Sorry was a big missunder with "<" . Could be closed.
(In reply to Jason Unovitch from comment #9) I don't think the other updates you mention (since PORTREVISION 8) are important to have on the quarterly branch. The 8->9 bump is just to chase the new version of *x264 ports. The 9->10 bump (over two commits) is mostly for OPTIONS cleanup - except for a CFLAGS fix for armv6 (which is not a security fix - I don't know how strictly we adhere to security fixes only on the quarterly branch). IMO, your plan to resolve the PORTREVISION conflict and merge the patch otherwise as is to the quarterly branch seems correct (although I'm not sure running mfh with 394265 is correct - seems to be an unrelated changeset).

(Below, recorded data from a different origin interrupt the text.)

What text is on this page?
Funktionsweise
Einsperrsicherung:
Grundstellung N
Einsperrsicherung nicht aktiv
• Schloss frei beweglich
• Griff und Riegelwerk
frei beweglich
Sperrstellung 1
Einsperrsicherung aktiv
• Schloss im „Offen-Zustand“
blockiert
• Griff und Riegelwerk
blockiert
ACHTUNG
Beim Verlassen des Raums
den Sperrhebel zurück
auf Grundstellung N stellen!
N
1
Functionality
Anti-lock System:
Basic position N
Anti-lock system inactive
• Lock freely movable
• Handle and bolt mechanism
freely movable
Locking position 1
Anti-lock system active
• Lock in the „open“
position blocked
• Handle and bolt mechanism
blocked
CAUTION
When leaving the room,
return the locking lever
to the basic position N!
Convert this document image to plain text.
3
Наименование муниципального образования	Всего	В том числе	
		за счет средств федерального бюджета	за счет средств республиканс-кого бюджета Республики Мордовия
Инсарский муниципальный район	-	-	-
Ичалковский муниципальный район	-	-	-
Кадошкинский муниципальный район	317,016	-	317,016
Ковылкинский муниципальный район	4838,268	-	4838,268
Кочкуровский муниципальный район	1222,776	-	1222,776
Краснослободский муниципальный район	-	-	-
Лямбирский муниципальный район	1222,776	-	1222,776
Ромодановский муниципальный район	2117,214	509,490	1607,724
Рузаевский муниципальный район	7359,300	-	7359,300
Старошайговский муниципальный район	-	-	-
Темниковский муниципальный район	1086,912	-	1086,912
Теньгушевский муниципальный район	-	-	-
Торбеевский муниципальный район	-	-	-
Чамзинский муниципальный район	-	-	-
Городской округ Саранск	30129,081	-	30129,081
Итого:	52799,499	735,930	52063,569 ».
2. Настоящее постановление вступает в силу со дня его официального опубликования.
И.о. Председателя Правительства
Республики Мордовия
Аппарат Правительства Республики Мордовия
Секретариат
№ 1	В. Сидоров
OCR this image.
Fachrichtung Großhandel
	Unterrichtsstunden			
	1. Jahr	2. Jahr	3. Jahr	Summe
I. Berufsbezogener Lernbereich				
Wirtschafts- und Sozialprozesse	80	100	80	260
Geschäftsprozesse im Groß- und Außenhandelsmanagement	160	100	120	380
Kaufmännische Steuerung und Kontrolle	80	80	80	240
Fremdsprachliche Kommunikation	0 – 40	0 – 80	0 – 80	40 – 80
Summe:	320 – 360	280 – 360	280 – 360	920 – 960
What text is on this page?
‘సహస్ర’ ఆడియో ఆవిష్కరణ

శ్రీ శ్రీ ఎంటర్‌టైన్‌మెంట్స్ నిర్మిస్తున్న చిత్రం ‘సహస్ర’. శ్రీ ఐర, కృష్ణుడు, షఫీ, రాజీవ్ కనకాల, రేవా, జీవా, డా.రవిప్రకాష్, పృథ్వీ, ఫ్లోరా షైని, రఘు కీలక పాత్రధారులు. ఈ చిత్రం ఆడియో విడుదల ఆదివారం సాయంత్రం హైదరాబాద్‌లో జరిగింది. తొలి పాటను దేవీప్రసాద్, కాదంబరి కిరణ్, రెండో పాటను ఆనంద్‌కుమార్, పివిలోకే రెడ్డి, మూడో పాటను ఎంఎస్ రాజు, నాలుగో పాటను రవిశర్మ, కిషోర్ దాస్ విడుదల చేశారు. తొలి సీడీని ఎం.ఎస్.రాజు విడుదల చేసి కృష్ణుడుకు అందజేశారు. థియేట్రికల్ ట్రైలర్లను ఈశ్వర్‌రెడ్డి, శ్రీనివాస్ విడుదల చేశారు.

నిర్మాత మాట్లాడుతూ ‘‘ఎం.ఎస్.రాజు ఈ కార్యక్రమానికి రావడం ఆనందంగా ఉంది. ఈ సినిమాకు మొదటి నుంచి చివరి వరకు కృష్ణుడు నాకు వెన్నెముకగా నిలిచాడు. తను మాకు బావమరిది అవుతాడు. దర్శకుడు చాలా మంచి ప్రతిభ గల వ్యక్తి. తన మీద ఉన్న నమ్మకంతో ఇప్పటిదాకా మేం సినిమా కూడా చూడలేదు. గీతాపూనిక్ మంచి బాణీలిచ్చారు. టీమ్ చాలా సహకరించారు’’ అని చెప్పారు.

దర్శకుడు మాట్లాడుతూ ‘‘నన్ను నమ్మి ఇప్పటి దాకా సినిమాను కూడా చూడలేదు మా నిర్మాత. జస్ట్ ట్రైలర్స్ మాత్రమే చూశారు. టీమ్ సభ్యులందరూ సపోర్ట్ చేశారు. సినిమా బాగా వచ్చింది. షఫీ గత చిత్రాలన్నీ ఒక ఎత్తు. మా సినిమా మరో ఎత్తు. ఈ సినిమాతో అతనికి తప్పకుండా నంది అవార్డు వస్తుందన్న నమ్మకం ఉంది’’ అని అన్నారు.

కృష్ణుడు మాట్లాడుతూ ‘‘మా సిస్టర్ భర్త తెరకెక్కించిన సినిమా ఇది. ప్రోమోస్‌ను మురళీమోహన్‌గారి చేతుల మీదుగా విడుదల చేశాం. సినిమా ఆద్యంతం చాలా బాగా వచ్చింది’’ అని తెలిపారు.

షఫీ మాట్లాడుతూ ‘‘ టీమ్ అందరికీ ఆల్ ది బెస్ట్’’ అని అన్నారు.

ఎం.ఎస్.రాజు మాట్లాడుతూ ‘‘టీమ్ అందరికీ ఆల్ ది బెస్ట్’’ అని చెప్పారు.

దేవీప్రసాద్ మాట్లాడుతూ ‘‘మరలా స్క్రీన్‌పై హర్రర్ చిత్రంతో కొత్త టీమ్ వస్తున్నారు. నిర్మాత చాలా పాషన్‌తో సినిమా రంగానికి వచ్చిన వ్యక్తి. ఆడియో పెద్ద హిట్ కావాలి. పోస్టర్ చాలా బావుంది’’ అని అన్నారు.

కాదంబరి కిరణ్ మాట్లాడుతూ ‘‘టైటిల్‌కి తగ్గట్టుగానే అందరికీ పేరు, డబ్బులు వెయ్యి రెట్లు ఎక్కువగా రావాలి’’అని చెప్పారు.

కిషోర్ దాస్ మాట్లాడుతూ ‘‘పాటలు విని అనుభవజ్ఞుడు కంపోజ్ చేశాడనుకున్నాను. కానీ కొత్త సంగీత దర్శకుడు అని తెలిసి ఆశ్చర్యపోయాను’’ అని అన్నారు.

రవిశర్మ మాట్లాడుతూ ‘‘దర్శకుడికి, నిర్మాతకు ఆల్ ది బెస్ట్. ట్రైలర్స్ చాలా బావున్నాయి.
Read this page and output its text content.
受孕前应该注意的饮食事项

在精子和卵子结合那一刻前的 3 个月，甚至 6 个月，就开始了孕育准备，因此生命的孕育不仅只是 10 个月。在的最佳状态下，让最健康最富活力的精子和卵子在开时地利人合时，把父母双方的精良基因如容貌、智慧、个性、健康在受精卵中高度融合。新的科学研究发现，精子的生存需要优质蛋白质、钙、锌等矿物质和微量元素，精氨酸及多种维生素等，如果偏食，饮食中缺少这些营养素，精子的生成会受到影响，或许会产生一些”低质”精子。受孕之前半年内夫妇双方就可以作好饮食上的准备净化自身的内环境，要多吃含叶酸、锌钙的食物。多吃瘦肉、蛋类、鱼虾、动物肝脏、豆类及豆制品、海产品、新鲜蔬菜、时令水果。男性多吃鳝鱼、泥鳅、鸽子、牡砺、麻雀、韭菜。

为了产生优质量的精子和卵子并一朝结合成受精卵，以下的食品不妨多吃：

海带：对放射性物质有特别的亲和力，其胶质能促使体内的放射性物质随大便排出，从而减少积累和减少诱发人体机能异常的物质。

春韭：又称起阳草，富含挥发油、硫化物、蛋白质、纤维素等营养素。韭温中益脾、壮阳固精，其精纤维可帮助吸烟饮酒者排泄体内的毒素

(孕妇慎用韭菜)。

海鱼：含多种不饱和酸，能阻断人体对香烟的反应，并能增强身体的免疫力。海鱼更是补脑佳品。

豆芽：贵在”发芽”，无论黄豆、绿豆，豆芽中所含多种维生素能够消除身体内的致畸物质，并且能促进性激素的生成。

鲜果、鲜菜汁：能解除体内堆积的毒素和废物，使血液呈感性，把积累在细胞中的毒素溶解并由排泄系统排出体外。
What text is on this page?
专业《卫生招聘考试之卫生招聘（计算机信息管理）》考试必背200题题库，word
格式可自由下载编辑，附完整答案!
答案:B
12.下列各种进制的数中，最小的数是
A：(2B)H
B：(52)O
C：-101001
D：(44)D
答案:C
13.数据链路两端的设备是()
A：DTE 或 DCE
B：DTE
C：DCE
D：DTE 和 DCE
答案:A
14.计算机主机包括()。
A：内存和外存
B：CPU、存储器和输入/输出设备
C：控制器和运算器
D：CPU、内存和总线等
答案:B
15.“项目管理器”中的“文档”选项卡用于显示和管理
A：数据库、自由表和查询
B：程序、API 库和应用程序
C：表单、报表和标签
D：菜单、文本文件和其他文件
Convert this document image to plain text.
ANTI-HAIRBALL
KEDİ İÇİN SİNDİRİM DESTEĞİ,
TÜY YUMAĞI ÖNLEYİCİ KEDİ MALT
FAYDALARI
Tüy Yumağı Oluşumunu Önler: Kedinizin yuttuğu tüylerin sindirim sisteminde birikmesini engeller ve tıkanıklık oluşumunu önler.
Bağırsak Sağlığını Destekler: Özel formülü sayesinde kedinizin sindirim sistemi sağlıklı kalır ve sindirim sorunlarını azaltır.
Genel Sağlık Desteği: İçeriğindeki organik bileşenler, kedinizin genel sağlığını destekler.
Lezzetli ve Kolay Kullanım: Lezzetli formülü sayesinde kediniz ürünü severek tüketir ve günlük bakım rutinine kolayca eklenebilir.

A commit references this bug: Author: junovitch Date: Tue Aug 25 23:58:20 UTC 2015 New revision: 395326 URL: https://svnweb.freebsd.org/changeset/ports/395326 Log: MFH: r391234 multimedia/ffmpeg0: Use OPTIONS helpers, Honour CFLAGS - Use OPTIONS helpers for as many as conditional blocks as possible. Blocks with FFMPEG_* and other variables not supported by the helper framework are not modified. - Honour CFLAGS for armv6 (= -> ?=) While I'm here: - Sort and group common or related Makefile sections where it made sense to do so and improved readability. Put global things up the top and conditional blocks below. - Improve whitespace alignment for readability. Approved by: wg (maintainer) Differential Revision: https://reviews.freebsd.org/D2981 MFH: r391234 multimedia/ffmpeg0: Fix X11GRAB dependency typo Fix a typo (s/xent/xext) in the X11GRAB USE_XORG dependency assignment that was introduced in r391234. PR: 201321 Submitted by: Andrey Fesenko <andrey bsdnir info> Approved by: pointyhat (koobs) MFH: r395164 multimedia/ffmpeg0: security update 0.7.16 -> 0.7.17 PR: 200852 Security: 65b14d39-d01f-419c-b0b8-5df60b929973 Submitted by: John Hein <z7dr6ut7gs@snkmail.com> Approved by: wg (maintainer), delphij (mentor) Approved by: ports-secteam (delphij) Changes: _U branches/2015Q3/ branches/2015Q3/multimedia/ffmpeg0/Makefile branches/2015Q3/multimedia/ffmpeg0/distinfo
(In reply to Walter Schwarzenfeld from comment #10, comment #11, and comment #13) Walter, hopefully my explanation over in the forums at https://forums.FreeBSD.org/threads/updating-ffmpeg0.52887 clears up why the patch wasn't needed. If you have any questions on it we can discuss it on the Forums. (In reply to John Hein from comment #14) Security update plus build and runtime fixes. After discussing with ports-secteam the r391217 shlib bump would not have worked out but the cleanup and CFLAG handling for armv6 was worthwhile. It was merged with the security update.
Comment on attachment 160337 [details] ffmpeg0.diff Obsolete patch for ffmpeg0-0.8
Thank you! All updates have been committed and I am closing the PR.